Overall I really like the game, and I especially like the Onyx Path seems to legitimately recognize the flaws present in World of Darkness and attempted to fix them with varying degrees of success. They’ve reworked the merits, especially the fighting styles, so that they’re no longer game breaking. The addition of the material from Hunter, the professional training merit and the monster toolkit, add a lot to the game that was missing before. They also made the combat option present in Hunter the new standard which makes guns significantly more dangerous but in a fairly reasonable and evenly handled way. In World of Darkness guns were just vaguely frightening, in that two people could shoot a lot of bullets at each other and only result in a lot of grazes, near misses, and awkward moments spent reloading. Now when guns come out things have gotten very serious, as a few shots are all it takes to put someone in the ground, and that’s assuming they aren’t some sort of minmaxed John Woo pastiche. The flat xp costs make obtaining the higher end abilities possible, compared to the prior edition where getting that 5th dot in an attribute would cost several months of regular sessions. And that’s assuming you weren’t spending the xp on anything else.

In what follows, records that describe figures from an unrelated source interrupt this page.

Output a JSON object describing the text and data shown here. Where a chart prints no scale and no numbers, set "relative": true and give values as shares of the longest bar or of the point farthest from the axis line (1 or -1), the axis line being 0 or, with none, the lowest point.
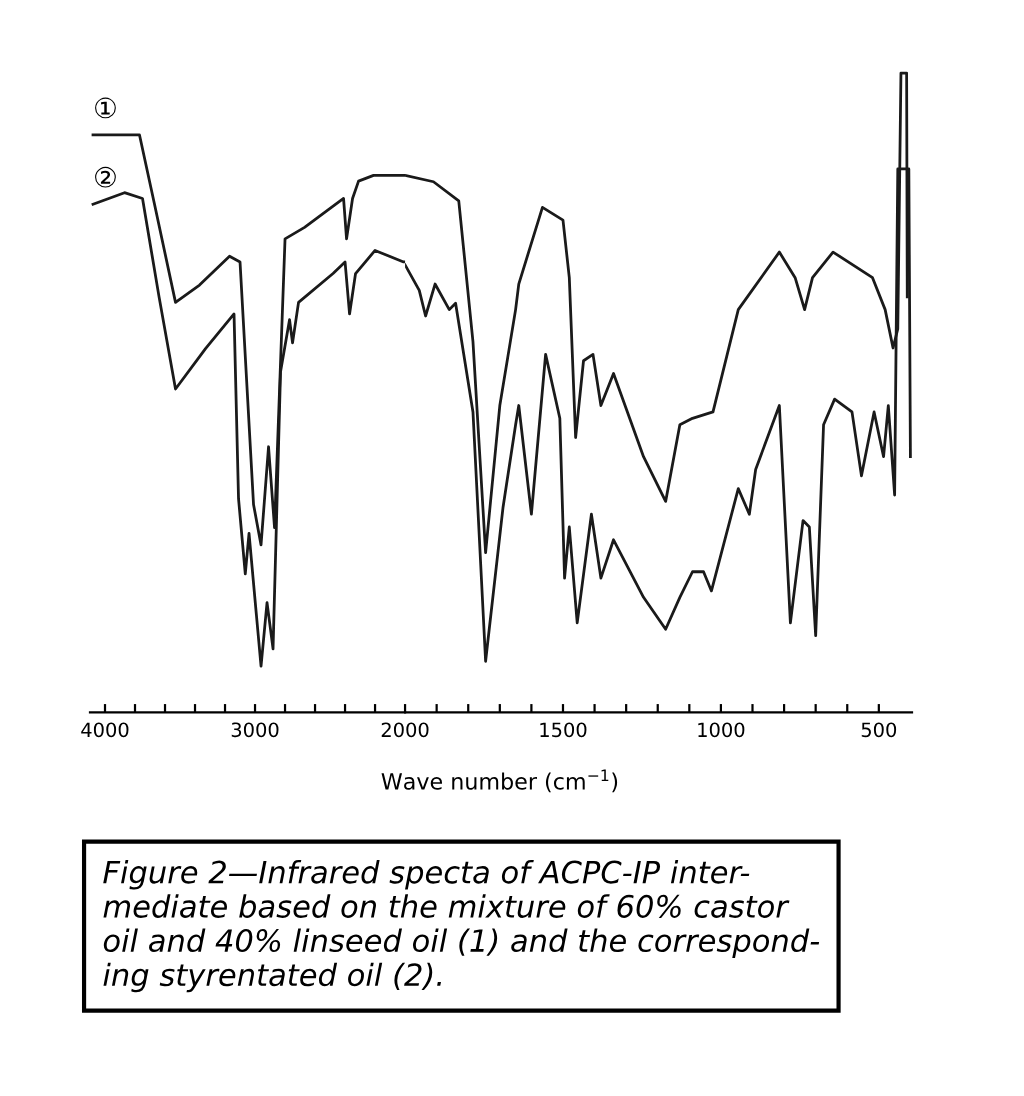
{
  "chart_data": [
    {
      "type": "line",
      "relative": true,
      "grid": false,
      "legend": false,
      "xlim": [
        4100,
        2000
      ],
      "xticks": [
        4000,
        {
          "value": 3800,
          "label": null
        },
        {
          "value": 3600,
          "label": null
        },
        {
          "value": 3400,
          "label": null
        },
        {
          "value": 3200,
          "label": null
        },
        3000,
        {
          "value": 2800,
          "label": null
        },
        {
          "value": 2600,
          "label": null
        },
        {
          "value": 2400,
          "label": null
        },
        {
          "value": 2200,
          "label": null
        }
      ],
      "series": [
        {
          "name": "①",
          "color": "#1a1a1a",
          "x": [
            4080,
            3770,
            3670,
            3530,
            3370,
            3170,
            3100,
            3010,
            2960,
            2910,
            2870,
            2800,
            2670,
            2410,
            2390,
            2350,
            2310,
            2210,
            2000
          ],
          "values": [
            1.0,
            1.0,
            0.88,
            0.71,
            0.74,
            0.79,
            0.78,
            0.36,
            0.29,
            0.46,
            0.32,
            0.82,
            0.84,
            0.89,
            0.82,
            0.89,
            0.92,
            0.93,
            0.93
          ]
        },
        {
          "name": "②",
          "color": "#1a1a1a",
          "x": [
            4080,
            3870,
            3750,
            3640,
            3530,
            3330,
            3140,
            3110,
            3065,
            3040,
            2960,
            2920,
            2880,
            2830,
            2770,
            2750,
            2710,
            2480,
            2400,
            2370,
            2330,
            2200,
            2010,
            2000
          ],
          "values": [
            0.88,
            0.9,
            0.89,
            0.72,
            0.56,
            0.63,
            0.69,
            0.37,
            0.24,
            0.31,
            0.08,
            0.19,
            0.11,
            0.59,
            0.68,
            0.64,
            0.71,
            0.76,
            0.78,
            0.69,
            0.76,
            0.8,
            0.78,
            0.78
          ]
        }
      ],
      "annotations": [
        "Figure 2—Infrared specta of ACPC-IP inter-\nmediate based on the mixture of 60% castor\noil and 40% linseed oil (1) and the correspond-\ning styrentated oil (2)."
      ]
    },
    {
      "type": "line",
      "relative": true,
      "grid": false,
      "legend": false,
      "xlabel": "Wave number (cm$^{−1}$)",
      "xlim": [
        2000,
        395
      ],
      "xticks": [
        2000,
        {
          "value": 1900,
          "label": null
        },
        {
          "value": 1800,
          "label": null
        },
        {
          "value": 1700,
          "label": null
        },
        {
          "value": 1600,
          "label": null
        },
        1500,
        {
          "value": 1400,
          "label": null
        },
        {
          "value": 1300,
          "label": null
        },
        {
          "value": 1200,
          "label": null
        },
        {
          "value": 1100,
          "label": null
        },
        1000,
        {
          "value": 900,
          "label": null
        },
        {
          "value": 800,
          "label": null
        },
        {
          "value": 700,
          "label": null
        },
        {
          "value": 600,
          "label": null
        },
        500
      ],
      "series": [
        {
          "color": "#1a1a1a",
          "x": [
            2000,
            1910,
            1830,
            1785,
            1745,
            1700,
            1650,
            1640,
            1565,
            1500,
            1480,
            1460,
            1435,
            1405,
            1380,
            1340,
            1245,
            1175,
            1130,
            1090,
            1025,
            945,
            815,
            765,
            735,
            710,
            645,
            520,
            480,
            455,
            440,
            430,
            412,
            410
          ],
          "values": [
            0.84,
            0.83,
            0.8,
            0.58,
            0.25,
            0.48,
            0.63,
            0.67,
            0.79,
            0.77,
            0.68,
            0.43,
            0.55,
            0.56,
            0.48,
            0.53,
            0.4,
            0.33,
            0.45,
            0.46,
            0.47,
            0.63,
            0.72,
            0.68,
            0.63,
            0.68,
            0.72,
            0.68,
            0.63,
            0.57,
            0.6,
            1.0,
            1.0,
            0.65
          ]
        },
        {
          "color": "#1a1a1a",
          "x": [
            2000,
            1955,
            1935,
            1905,
            1860,
            1840,
            1785,
            1745,
            1690,
            1650,
            1640,
            1600,
            1555,
            1510,
            1495,
            1480,
            1455,
            1410,
            1380,
            1340,
            1245,
            1175,
            1130,
            1090,
            1055,
            1030,
            945,
            910,
            890,
            815,
            780,
            740,
            720,
            700,
            675,
            640,
            585,
            555,
            515,
            485,
            470,
            450,
            440,
            405,
            400
          ],
          "values": [
            0.7,
            0.66,
            0.62,
            0.67,
            0.63,
            0.64,
            0.47,
            0.08,
            0.32,
            0.45,
            0.48,
            0.31,
            0.56,
            0.46,
            0.21,
            0.29,
            0.14,
            0.31,
            0.21,
            0.27,
            0.18,
            0.13,
            0.18,
            0.22,
            0.22,
            0.19,
            0.35,
            0.31,
            0.38,
            0.48,
            0.14,
            0.3,
            0.29,
            0.12,
            0.45,
            0.49,
            0.47,
            0.37,
            0.47,
            0.4,
            0.48,
            0.34,
            0.85,
            0.85,
            0.4
          ]
        }
      ]
    }
  ]
}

It’s not a perfect system but it is simple. You could get someone new into it fairly quickly as almost every roll is going to be “Add these two numbers and look for 8’s or above.” Ironically enough though, those people probably won’t have the same issues I’ve found with players who have extensive experience in fantasy role playing. Which is ultimately forgetting that many modern conveniences exist. They’ll come up with complex plans that involve sending smoke signals to their man across town and you’ll have to remind them that phones exist and everyone has one. They’ll desperately try to think of a way to get across town without remembering that cabs or uber exists, or that they likely own a vehicle themselves. Similarly, based on the type of game and how deep these conspiracies go, law enforcement might get involved and could even be willing to help the players out, especially in a more rural setting where the sheriff is someone everyone knows personally. It can be hard, after years of charging into dungeons and pretty much murdering and stealing with reckless abandon, to go back into a game where you're suddenly a member of society and all those social contracts come back into play.
So that pretty much wraps up Chronicles of Darkness. If you ever want to run a grim and gritty game of people and/or the supernatural I'd give it a shot.